Ensuring a healthy baby during pregnancy requires adequate nutrient intake. However, many people are relying on multivitamins, sometimes called “pink” multivitamins, instead of maintaining a healthy diet. These supplements are often marketed to those who are pregnant, breastfeeding, or planning to become pregnant and include a variety of nutrients such as folic acid, iodine, iron, vitamin D, vitamin B12, calcium, and more. Generally, multivitamins during pregnancy are not a worthwhile investment, and they may even pose a risk to you and your baby.
Official dietary guidelines suggest only two nutrient supplements are necessary before and during pregnancy: folic acid (folate) and iodine. A supplement of folic acid is advised starting a month before conception and continuing through the first three months of pregnancy at a dose of 400 micrograms daily to help prevent neural tube defects like spina bifida in the newborn. The need for folate remains significant throughout the entire pregnancy, and some individuals might require higher doses or different forms of folate based on their specific medical conditions. Due to mild iodine deficiency in Australia, individuals who are pregnant, breastfeeding, or considering pregnancy should take an iodine supplement of 150 micrograms daily to support the baby’s brain development. However, people with thyroid conditions should consult their doctor beforehand. Individual situations might necessitate additional nutrients during pregnancy.
For example, based on healthcare advice, people who follow a vegetarian or vegan diet may need vitamin B12 and iron supplements. Those with deficiencies like vitamin D or iron will receive a prescription to increase their levels. Individuals at risk of certain health issues, such as pre-eclampsia, might require a calcium supplement from the middle of their pregnancy. Multivitamins are commonly marketed as an important part of pregnancy care, and healthcare providers often recommend them. In Australia, research found that over 80 percent of people take multivitamins while pregnant, viewing them as a form of “insurance” to ensure sufficient nutrition. According to our study, using data from a Queensland group of pregnant families, socioeconomic factors influence multivitamin use during pregnancy. We discovered that individuals with private obstetric care, health insurance, and those who consume more meat—often associated with higher income—were more inclined to use them. This is not unexpected, given their high cost.
The most popular pregnancy multivitamin costs at least A$180 when taken from a month before conception and throughout pregnancy, compared to less than $40 for a supplement containing only folic acid and iodine for the same duration. Expensive brands are not necessarily better; their price is mainly determined by the public perception of brand quality, influenced by strong marketing campaigns. Excess vitamins are mostly expelled through urine, essentially making it costly urine. Our research found a heavy reliance on supplements, especially for folic acid, iron, and iodine, to meet nutrient requirements. If individuals’ diets already adequately provide these nutrients and supplements are adding more, there is a risk of nutritional overload.

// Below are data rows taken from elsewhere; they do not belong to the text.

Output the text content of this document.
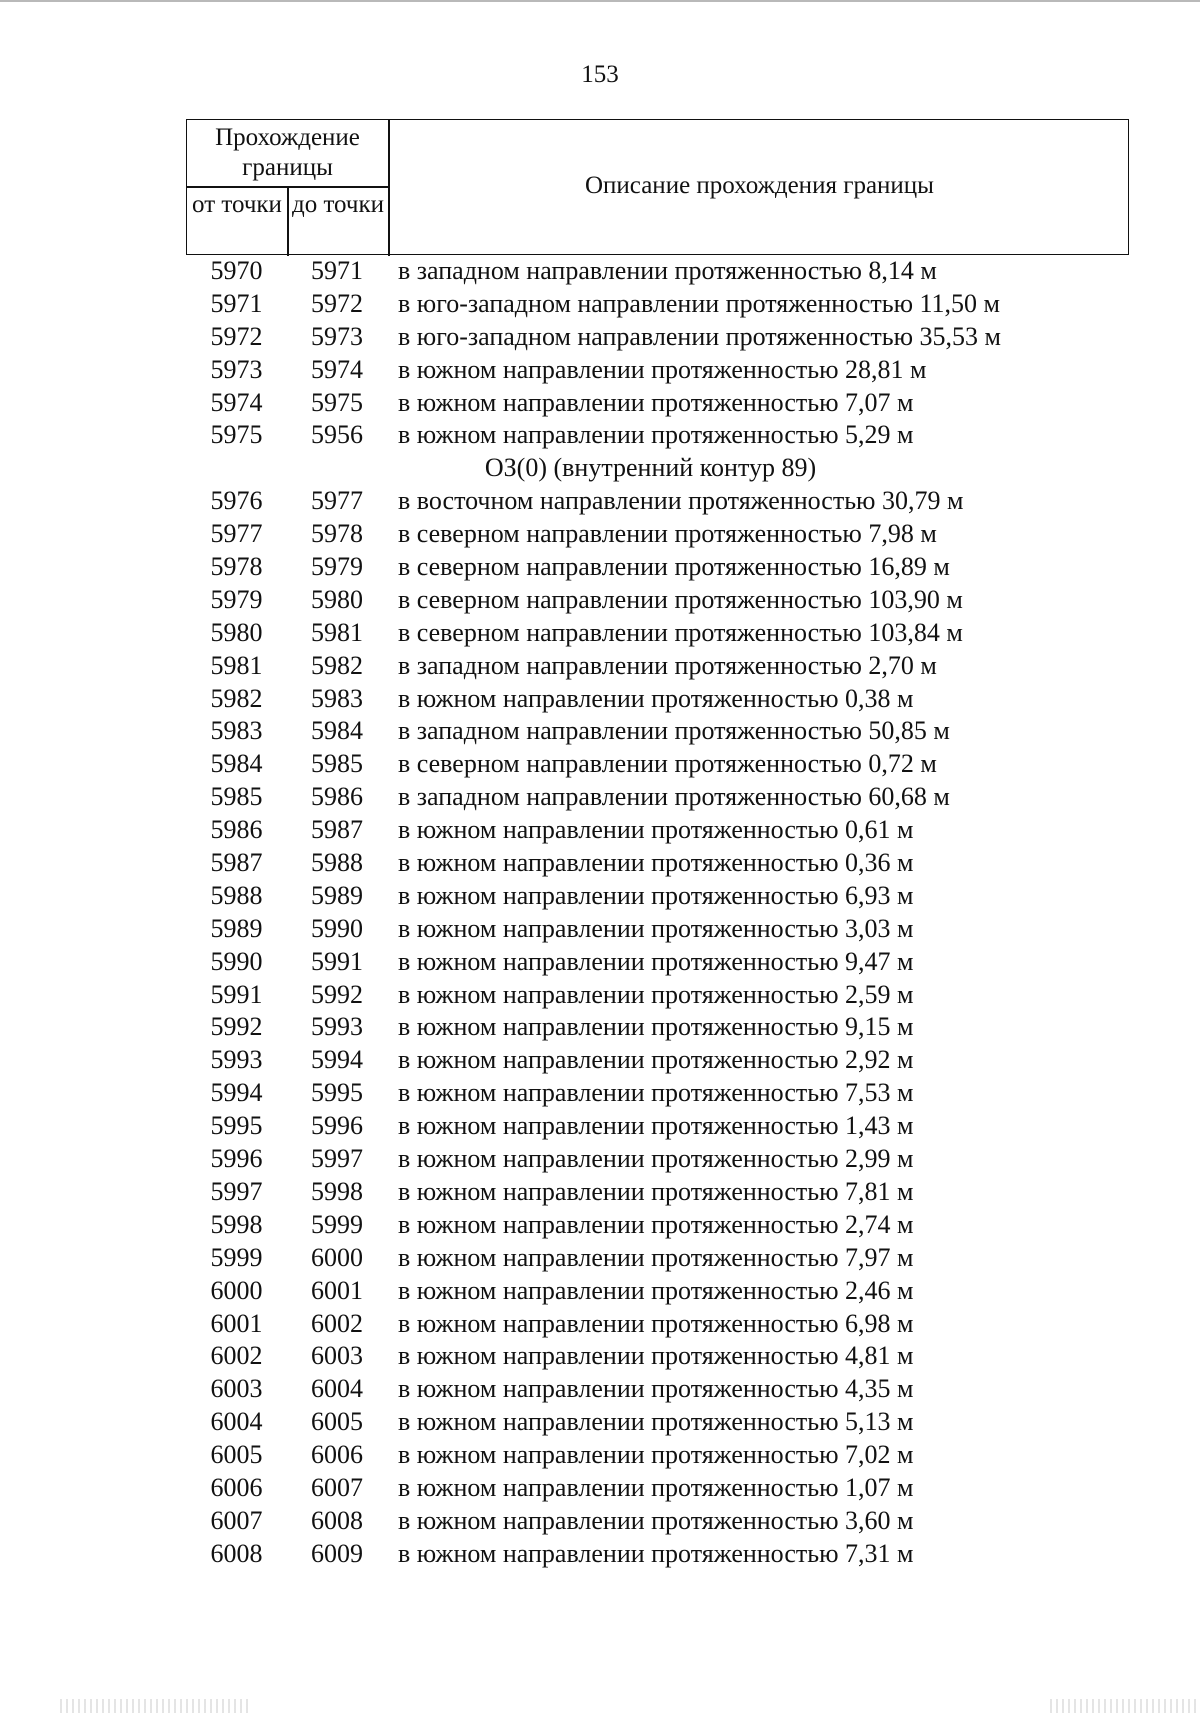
153
Прохождение границы
от точки до точки
Описание прохождения границы
5970	5971	в западном направлении протяженностью 8,14 м
5971	5972	в юго-западном направлении протяженностью 11,50 м
5972	5973	в юго-западном направлении протяженностью 35,53 м
5973	5974	в южном направлении протяженностью 28,81 м
5974	5975	в южном направлении протяженностью 7,07 м
5975	5956	в южном направлении протяженностью 5,29 м
ОЗ(0) (внутренний контур 89)
5976	5977	в восточном направлении протяженностью 30,79 м
5977	5978	в северном направлении протяженностью 7,98 м
5978	5979	в северном направлении протяженностью 16,89 м
5979	5980	в северном направлении протяженностью 103,90 м
5980	5981	в северном направлении протяженностью 103,84 м
5981	5982	в западном направлении протяженностью 2,70 м
5982	5983	в южном направлении протяженностью 0,38 м
5983	5984	в западном направлении протяженностью 50,85 м
5984	5985	в северном направлении протяженностью 0,72 м
5985	5986	в западном направлении протяженностью 60,68 м
5986	5987	в южном направлении протяженностью 0,61 м
5987	5988	в южном направлении протяженностью 0,36 м
5988	5989	в южном направлении протяженностью 6,93 м
5989	5990	в южном направлении протяженностью 3,03 м
5990	5991	в южном направлении протяженностью 9,47 м
5991	5992	в южном направлении протяженностью 2,59 м
5992	5993	в южном направлении протяженностью 9,15 м
5993	5994	в южном направлении протяженностью 2,92 м
5994	5995	в южном направлении протяженностью 7,53 м
5995	5996	в южном направлении протяженностью 1,43 м
5996	5997	в южном направлении протяженностью 2,99 м
5997	5998	в южном направлении протяженностью 7,81 м
5998	5999	в южном направлении протяженностью 2,74 м
5999	6000	в южном направлении протяженностью 7,97 м
6000	6001	в южном направлении протяженностью 2,46 м
6001	6002	в южном направлении протяженностью 6,98 м
6002	6003	в южном направлении протяженностью 4,81 м
6003	6004	в южном направлении протяженностью 4,35 м
6004	6005	в южном направлении протяженностью 5,13 м
6005	6006	в южном направлении протяженностью 7,02 м
6006	6007	в южном направлении протяженностью 1,07 м
6007	6008	в южном направлении протяженностью 3,60 м
6008	6009	в южном направлении протяженностью 7,31 м
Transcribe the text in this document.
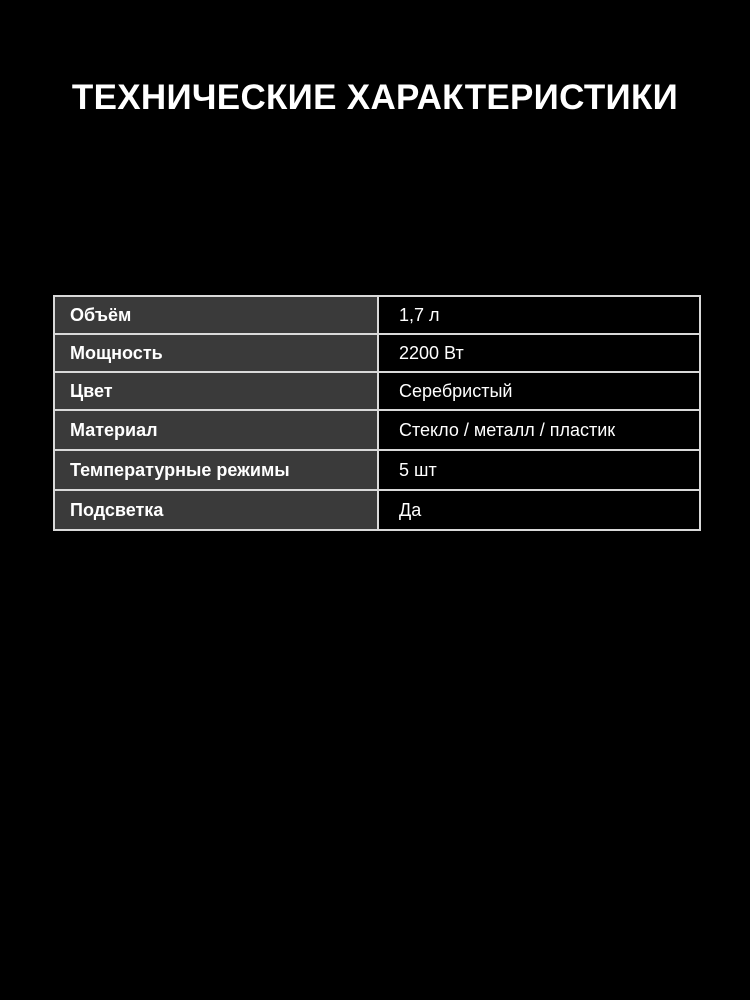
ТЕХНИЧЕСКИЕ ХАРАКТЕРИСТИКИ
Объём	1,7 л
Мощность	2200 Вт
Цвет	Серебристый
Материал	Стекло / металл / пластик
Температурные режимы	5 шт
Подсветка	Да
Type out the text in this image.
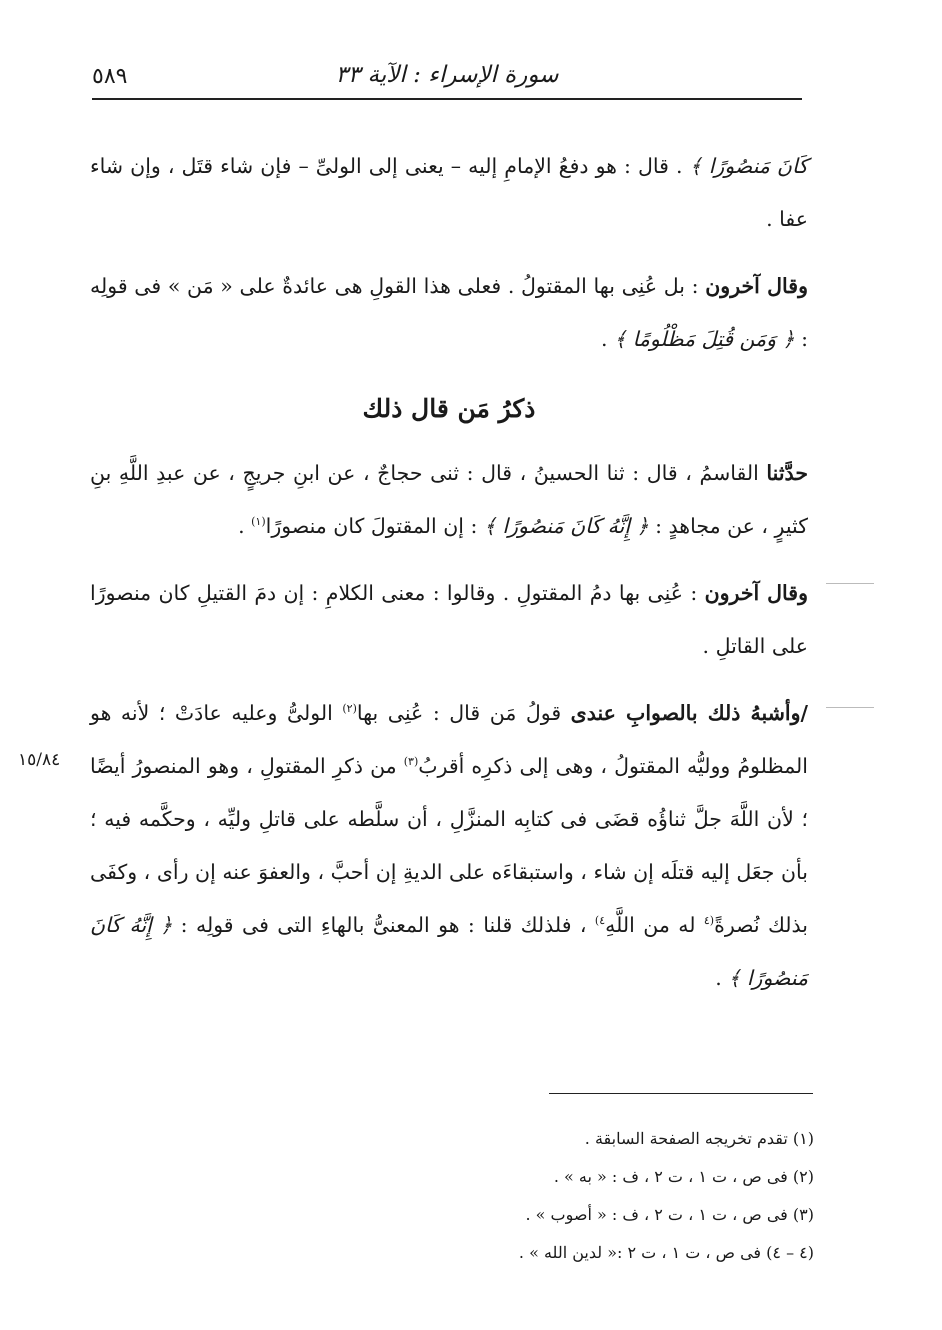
٥٨٩	سورة الإسراء : الآية ٣٣

كَانَ مَنصُورًا ﴾ . قال : هو دفعُ الإمامِ إليه – يعنى إلى الولىِّ – فإن شاء قتَل ، وإن شاء عفا .

وقال آخرون : بل عُنِى بها المقتولُ . فعلى هذا القولِ هى عائدةٌ على « مَن » فى قولِه : ﴿ وَمَن قُتِلَ مَظْلُومًا ﴾ .

ذكرُ مَن قال ذلك

حدَّثنا القاسمُ ، قال : ثنا الحسينُ ، قال : ثنى حجاجٌ ، عن ابنِ جريجٍ ، عن عبدِ اللَّهِ بنِ كثيرٍ ، عن مجاهدٍ : ﴿ إِنَّهُ كَانَ مَنصُورًا ﴾ : إن المقتولَ كان منصورًا$^{(١)}$ .

وقال آخرون : عُنِى بها دمُ المقتولِ . وقالوا : معنى الكلامِ : إن دمَ القتيلِ كان منصورًا على القاتلِ .

/وأشبهُ ذلك بالصوابِ عندى قولُ مَن قال : عُنِى بها$^{(٢)}$ الولىُّ وعليه عادَتْ ؛ لأنه هو المظلومُ ووليُّه المقتولُ ، وهى إلى ذكرِه أقربُ$^{(٣)}$ من ذكرِ المقتولِ ، وهو المنصورُ أيضًا ؛ لأن اللَّهَ جلَّ ثناؤُه قضَى فى كتابِه المنزَّلِ ، أن سلَّطه على قاتلِ وليِّه ، وحكَّمه فيه ؛ بأن جعَل إليه قتلَه إن شاء ، واستبقاءَه على الديةِ إن أحبَّ ، والعفوَ عنه إن رأى ، وكفَى بذلك نُصرةً$^{(٤}$ له من اللَّهِ$^{٤)}$ ، فلذلك قلنا : هو المعنىُّ بالهاءِ التى فى قولِه : ﴿ إِنَّهُ كَانَ مَنصُورًا ﴾ .

١٥/٨٤
(١) تقدم تخريجه الصفحة السابقة .
(٢) فى ص ، ت ١ ، ت ٢ ، ف : « به » .
(٣) فى ص ، ت ١ ، ت ٢ ، ف : « أصوب » .
(٤ – ٤) فى ص ، ت ١ ، ت ٢ :« لدين الله » .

For example, over one in 20 people in our study had excessive folate intake—exceeding the safe “upper limit.” Nearly half of participants exceeded the upper intake level for total iron. Nearly all of them were taking multivitamins and had unusually high blood levels of these nutrients. Consuming folic acid above the safe level may be linked to shorter birth lengths in babies, lower cognitive development in children, and a higher risk of childhood asthma. Folic acid supplementation, at the recommended daily dose of 400 micrograms after the first trimester, might benefit child cognitive development, but further studies are needed before it can be routinely recommended.
High iron doses can raise the risk of high red blood cell concentration in the expectant mother, which increases the likelihood of complications like having a small baby for gestational age, stillbirth, gestational diabetes, pre-eclampsia, and low birth weight. Regarding iodine, about one in four expectant mothers taking a multivitamin in our study had very high intakes, which have been associated with lower neurodevelopmental scores in children. In low- and middle-income countries, multivitamins play a significant role; they can improve weight gain during pregnancy and increase newborn weight while possibly reducing the risk of preterm birth. In high-income countries, like Australia, where food variety is abundant and mandatory fortification programs are in place (such as folic acid and iodized salt used in traditional breadmaking since 2009), frequent use of multivitamins can pose health risks to both mother and baby.
These risks include developing gestational diabetes—potentially due to high iron intake— and autism spectrum disorder in children. However, some individuals do not take any supplements during pregnancy. Our study, which examined supplement intake around 28 weeks of pregnancy, found that those under 30 years old and those from lower-income households were least likely to be taking supplements. These are also the groups typically having poorer diets. People should choose a supplement containing only folic acid and iodine at the recommended doses, or take these as separate supplements. They should work closely with their maternity care providers and possibly an accredited practicing dietitian to ensure they consume enough from all five food groups. Supplements should not be a replacement for a balanced diet. Eating a variety of foods offers benefits by providing many complementary nutrients and other compounds not found in supplements. Following dietary guidelines may also help save money.